Pamela suddenly realized that Matt and his father were going to tape on her arms, legs and mouth so she couldn’t move or scream. She struggled to break free of Matt’s hold on her arms. Rufus was taped her arms behind her back, then her ankles. Her struggling was useless. No audible screams were forthcoming out of her tape mouth. She was crying. Her eyes pleaded with Matt to stop the nonsense. Or if it was a nightmare, please God let me wake up! 

“Don’t fight, Pam. You promised to help me.”

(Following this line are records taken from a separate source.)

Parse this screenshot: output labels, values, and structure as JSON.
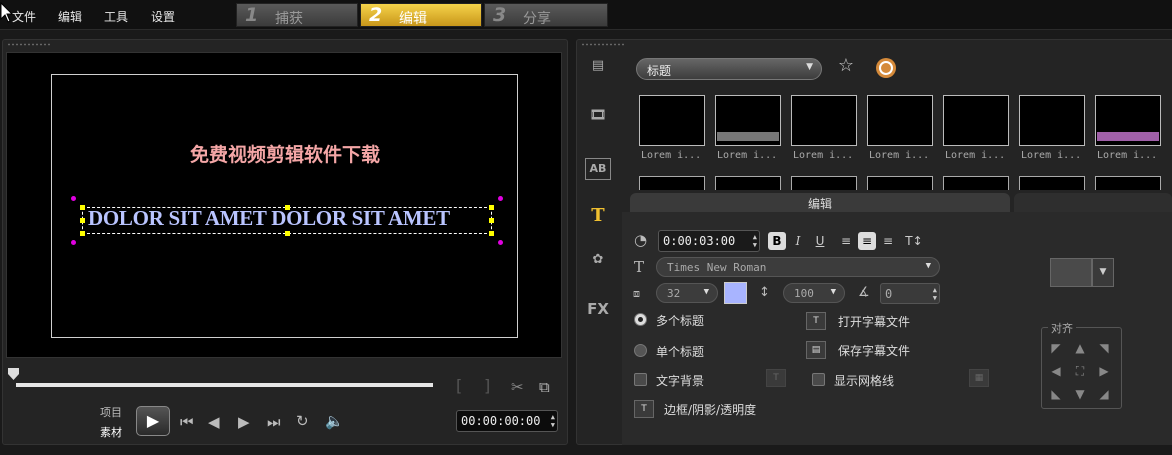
{
  "menu": {
    "file": "文件",
    "edit": "编辑",
    "tools": "工具",
    "settings": "设置"
  },
  "steps": [
    {
      "num": "1",
      "label": "捕获"
    },
    {
      "num": "2",
      "label": "编辑"
    },
    {
      "num": "3",
      "label": "分享"
    }
  ],
  "preview": {
    "title_cn": "免费视频剪辑软件下载",
    "title_en": "DOLOR SIT AMET DOLOR SIT AMET"
  },
  "transport": {
    "mode_project": "项目",
    "mode_clip": "素材",
    "timecode": "00:00:00:00"
  },
  "library": {
    "category": "标题",
    "thumb_label": "Lorem i...",
    "thumb_count": 7
  },
  "edit": {
    "tab_label": "编辑",
    "duration": "0:00:03:00",
    "font": "Times New Roman",
    "font_size": "32",
    "line_spacing": "100",
    "rotation": "0",
    "multi_title": "多个标题",
    "single_title": "单个标题",
    "open_subtitle": "打开字幕文件",
    "save_subtitle": "保存字幕文件",
    "text_background": "文字背景",
    "show_grid": "显示网格线",
    "border_shadow": "边框/阴影/透明度",
    "align_label": "对齐",
    "text_color": "#a8b4ff"
  },
  "colors": {
    "active_tab": "#e0b12b",
    "title_cn_color": "#f4a6a6",
    "title_en_color": "#b9c4ff"
  }
}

Matt took two sleeping pills out of the bottle in his hands. He removed the tape from her mouth, forcing her to take the pills. Water spilled on her chest as she shook her head from side to side.  She fought and tried to scream. Matt quickly taped her mouth again. Rufus was laughing at Pamela’s struggle to break free. She closed her eyes, still wishing and hoping this was a nightmare that she would wake up from. 

Why are you doing to me, Matt? Pamela eyes asked Matt.

“We’re not going to hurt, Pam. You wouldn’t have cooperated if I told you the truth. I really hated fooling you.”

Pamela was getting sleepy. She fought to stay awake. Her drowsy mind was trying to find a way to free her hands. She fell asleep with her eyes asking Matt: Why are you doing this to me? He was holding the lamp close to her face. He could see her eyes. He ignored her silent plea.

“I know you’re asleep, but I want to tell you what my science fiction story is be about.” Pamela was out like a light. “You’re going to love it when you read it.”

“Ready, son?” Rufus asked. He opened one of the shoes boxes, sitting it on the bed next to Pamela. He and Matt watched as the multi-sized roaches scampered out the box, and crawled onto Pamela’s sleeping body. Rufus opened the second box of larger roaches. He stepped back, giggling to himself, standing next to Matt.

“This experiment will unravel a mystery for me,” Matt said to Pamela, keeping his distance from the bed. He didn’t want to distract the roaches. “I’m trying to find out if roaches will eat human flesh when they’re really hungry. I won’t let them hurt you too much. I just want to enough information make my story interesting. I’m sure you’ll understand. What’s a few roach bites between friends?”